When Crystal couldn’t find a community group for women in the valley, she decided to have a women’s ski day. Over 50 women showed up to ski together, demonstrating a clear desire for a ski community. From there, the Babe Force continued to grow, launching scholarships to get more women into backcountry education courses. Crystal recently took a step back from running the operation, and that iteration of the Babe Force is now carried on as Women in the Tetons, but she’s bringing back the Babe Force through her patch program where skiers can nominate important women who mentored them in the outdoors. She’s still deeply dedicated to the Babe Force’s original mission to “find like-minded women to get buckwild in the mountains with.”
In the midst of building her gym and the Babe Force, Crystal had her daughter. “I have that work hard, play hard mentality. That play hard now happens to be a lot with my daughter, which is amazing,” she said of finding balance now that she’s a mom. A huge part of this is making time for what’s important but being realistic about how much time that can be. “For me, exercise is the most important because it makes me a better mom, a better business owner, everything. So that takes priority. But now, instead of being a couple hours, I’m psyched if I get 45 minutes.” She feels similarly about skiing. While she used to need three full days in the mountain, now, a big day every other week feels like a cherished moment. More often, she’s finding herself on the slopes leading a camp at Jackson Hole Mountain Resort or teaching her daughter to ski.

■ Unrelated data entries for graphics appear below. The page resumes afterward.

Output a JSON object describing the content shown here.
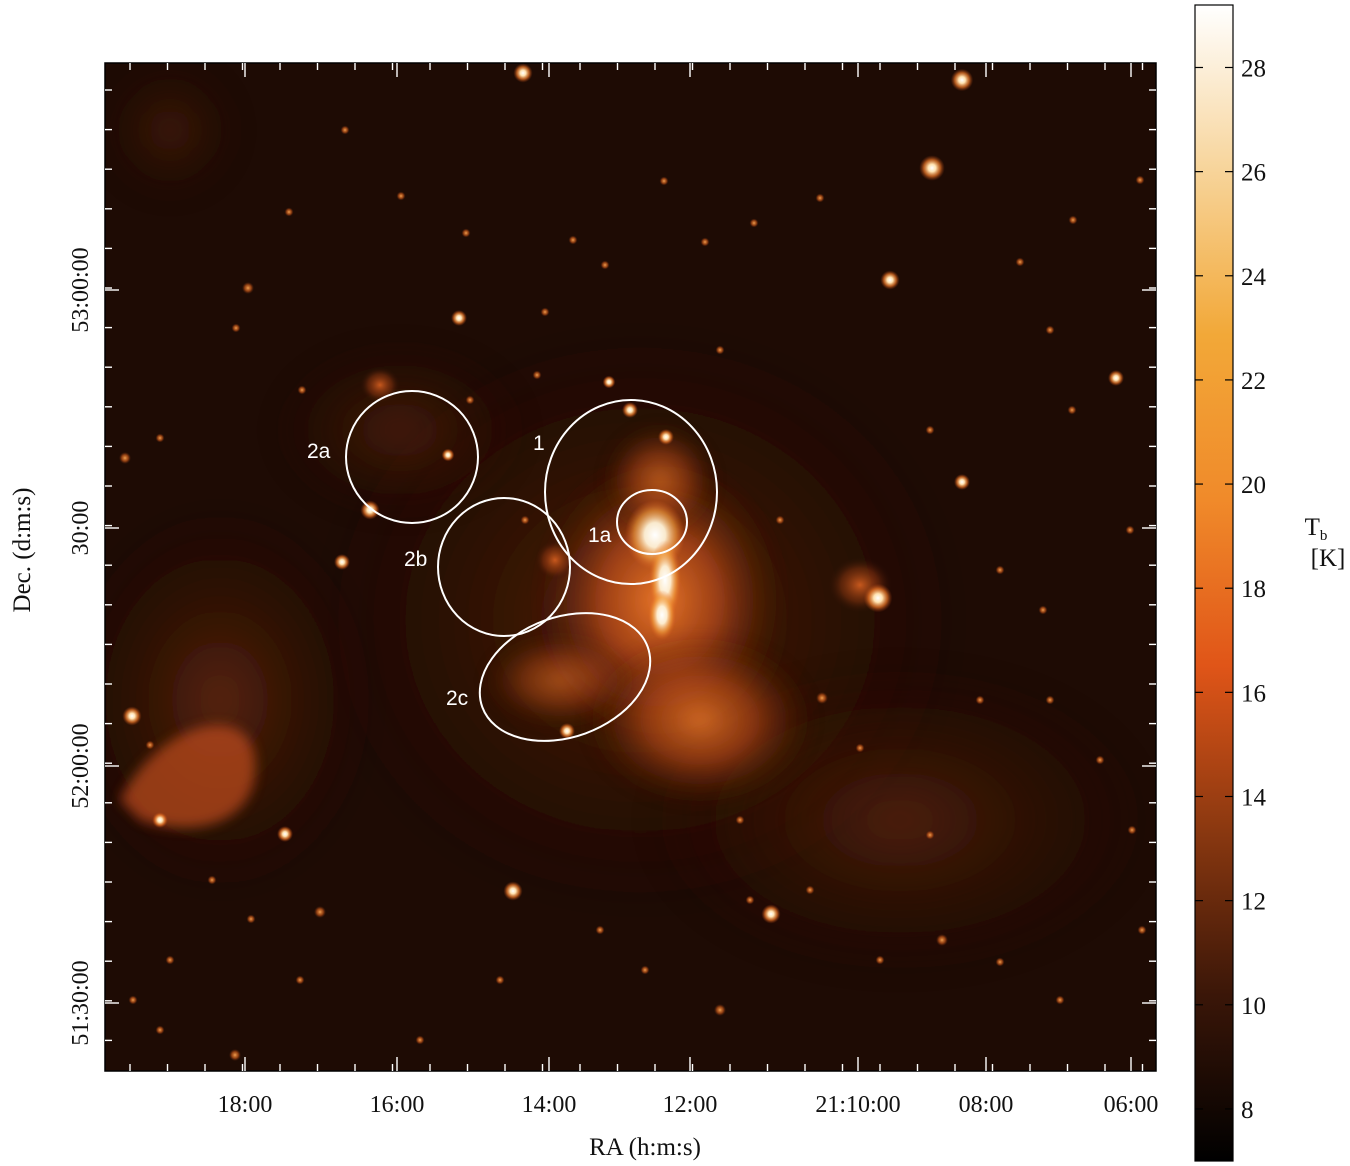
{
  "axes": {
    "xlabel": "RA (h:m:s)",
    "ylabel": "Dec. (d:m:s)",
    "x_ticks": [
      "18:00",
      "16:00",
      "14:00",
      "12:00",
      "21:10:00",
      "08:00",
      "06:00"
    ],
    "y_ticks": [
      "53:00:00",
      "30:00",
      "52:00:00",
      "51:30:00"
    ]
  },
  "colorbar": {
    "label_main": "T",
    "label_sub": "b",
    "label_unit": "[K]",
    "ticks": [
      "28",
      "26",
      "24",
      "22",
      "20",
      "18",
      "16",
      "14",
      "12",
      "10",
      "8"
    ],
    "range": [
      7,
      29.2
    ],
    "colors": [
      "#000000",
      "#3a1608",
      "#8a3810",
      "#e05518",
      "#f08a2a",
      "#f2a838",
      "#f7d49a",
      "#ffffff"
    ]
  },
  "regions": [
    {
      "id": "1",
      "label": "1"
    },
    {
      "id": "1a",
      "label": "1a"
    },
    {
      "id": "2a",
      "label": "2a"
    },
    {
      "id": "2b",
      "label": "2b"
    },
    {
      "id": "2c",
      "label": "2c"
    }
  ]
}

Becoming a mom has also altered Crystal’s mindset when it comes to making risky choices on the slopes. “I still wanna push myself, and I definitely have urges to get adrenaline rushes, but I am not nearly as confident or wild as I used to be. I mean, that’s age, but mainly, that’s being a mom. You think way differently now, especially when it comes to stuff like avalanches,” she said. Reflecting back on some of the risks she took on high avalanche days when she was younger, she cautions young women to be patient and assess their ability and risk factors before following other skiers into potentially dangerous situations. “Don’t feel like you always have something to prove. Do it because you love it and take time to get the education or find support for it,” she cautioned.
These days, as Crystal heals from her knee replacement, she’s in search of a new goal to throw herself into. When she gets back to training, she’s looking forward to the concrete metrics of preparing for the race, but she’s looking for outlets that are more friendly to her body. Eventually, she wants to get back to her tick list of places she wants to ski in and around Jackson and the Wind River Range where she grew up. While she wrote the list in 2016, her progress slowed as she focused on motherhood. Now that her daughter is older, she’s ready to get back to working through the list and checking off some epic, big days in the mountains.